Öğrenci C - “Ayşe Teyze’ye yardım ederdim.”
Öğrenci S - “İyilik yapmayı düşünürdüm.”
Soru 2: Ayşe Teyze, Betül’ün yardımı sonuncunda ne hissetmiş olabilir?
Öğrenci B - “Mutlu olmuştur.”
Öğrenci G - “Betül’e teşekkür etmiştir.”
Öğrenci I - “Betül onun poşetini taşıdığı için mutlu olmuştur ve ona teşekkür
etmiştir.”
Öğrenci E - “Yorulmamış, mutlu olmuştur.”

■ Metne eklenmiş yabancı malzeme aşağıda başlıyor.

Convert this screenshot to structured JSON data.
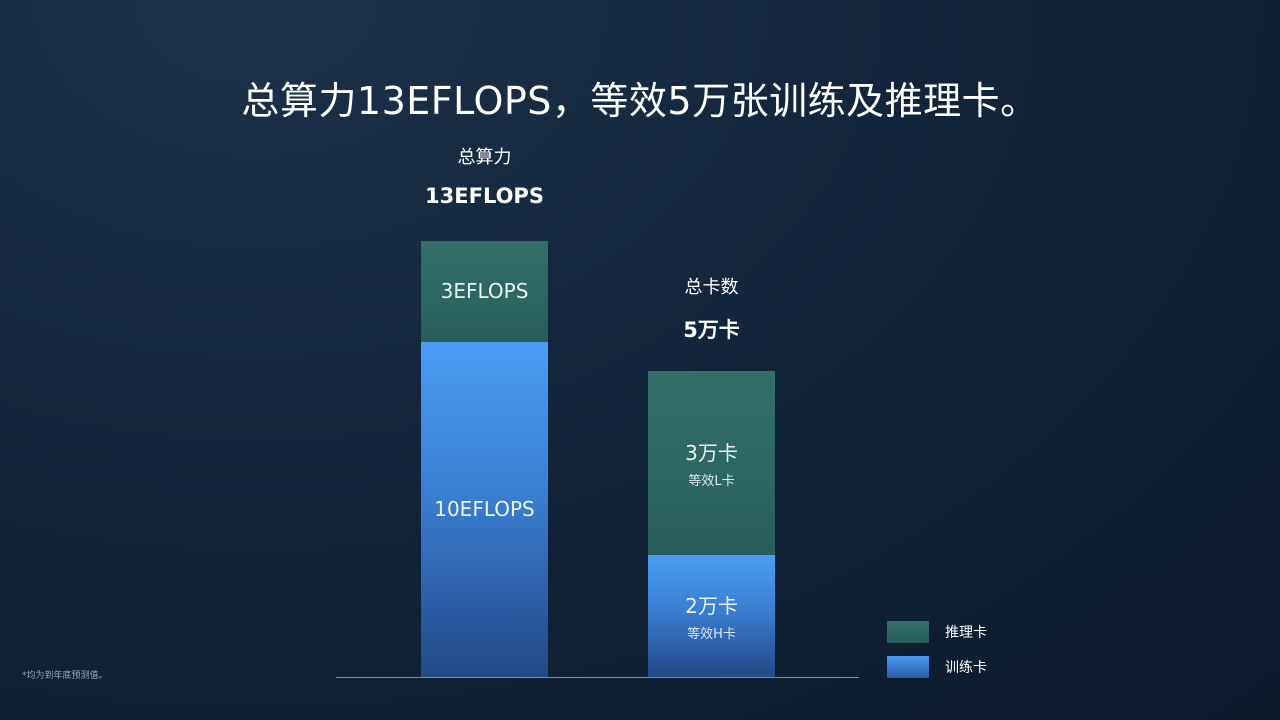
{
  "title": "总算力13EFLOPS，等效5万张训练及推理卡。",
  "footnote": "*均为到年底预测值。",
  "colors": {
    "inference": "#2d6762",
    "training": "#3b82d6",
    "background": "#13263d"
  },
  "chart_data": {
    "type": "bar",
    "stacked": true,
    "categories": [
      "总算力",
      "总卡数"
    ],
    "bars": [
      {
        "header_label": "总算力",
        "header_value": "13EFLOPS",
        "total": 13,
        "unit": "EFLOPS",
        "segments": [
          {
            "series": "训练卡",
            "value": 10,
            "label": "10EFLOPS",
            "sublabel": ""
          },
          {
            "series": "推理卡",
            "value": 3,
            "label": "3EFLOPS",
            "sublabel": ""
          }
        ]
      },
      {
        "header_label": "总卡数",
        "header_value": "5万卡",
        "total": 5,
        "unit": "万卡",
        "segments": [
          {
            "series": "训练卡",
            "value": 2,
            "label": "2万卡",
            "sublabel": "等效H卡"
          },
          {
            "series": "推理卡",
            "value": 3,
            "label": "3万卡",
            "sublabel": "等效L卡"
          }
        ]
      }
    ],
    "legend": {
      "position": "bottom-right",
      "entries": [
        {
          "name": "推理卡",
          "color": "#2d6762"
        },
        {
          "name": "训练卡",
          "color": "#3b82d6"
        }
      ]
    },
    "grid": false
  }
}
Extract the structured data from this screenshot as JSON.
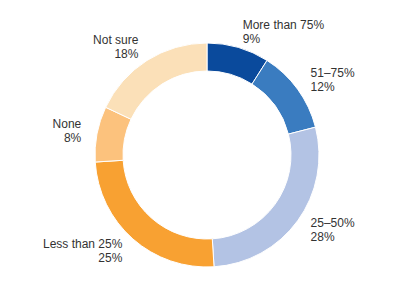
{
  "chart_data": {
    "type": "pie",
    "categories": [
      "More than 75%",
      "51–75%",
      "25–50%",
      "Less than 25%",
      "None",
      "Not sure"
    ],
    "values": [
      9,
      12,
      28,
      25,
      8,
      18
    ],
    "value_labels": [
      "9%",
      "12%",
      "28%",
      "25%",
      "8%",
      "18%"
    ],
    "colors": [
      "#0a4a9c",
      "#3a7cc0",
      "#b3c3e4",
      "#f8a132",
      "#fcc27d",
      "#fbe0b8"
    ],
    "data_labels": true
  }
}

Soru 3: Betül, Ayşe Teyze’ye yardım etmeseydi, kendisini nasıl
hissederdi?
Öğrenci D - “Üzgün.”
Öğrenci A - “Yardım etmediği için üzülürdü.”
Öğrenci E - “Mutlu olmazdı.”
Öğrenci F - “Ayşe Teyze ona teşekkür etmezdi.”
Öğrenci C - “Kalbi parlamazdı.” (Sınıf öğretmenleri çocuklara daha önceki
derslerde, iyilik yapan çocukların kalbinin elmas gibi parladığını söylemiş.)
Öğrenci B - “Ayşe Teyze Betül’e dua etmezdi.”
125
Öğrenci K - “Yardım etmeyi düşünmediği için üzülürdü.”
Soru 4: Sen kendini Ayşe Teyze’nin yerine koysan, sana yardım edilince
ne hissederdin?
Öğrenci E - “Mutlu olurdum.”
Öğrenci C - “Teşekkür ederim kızım, derdim.”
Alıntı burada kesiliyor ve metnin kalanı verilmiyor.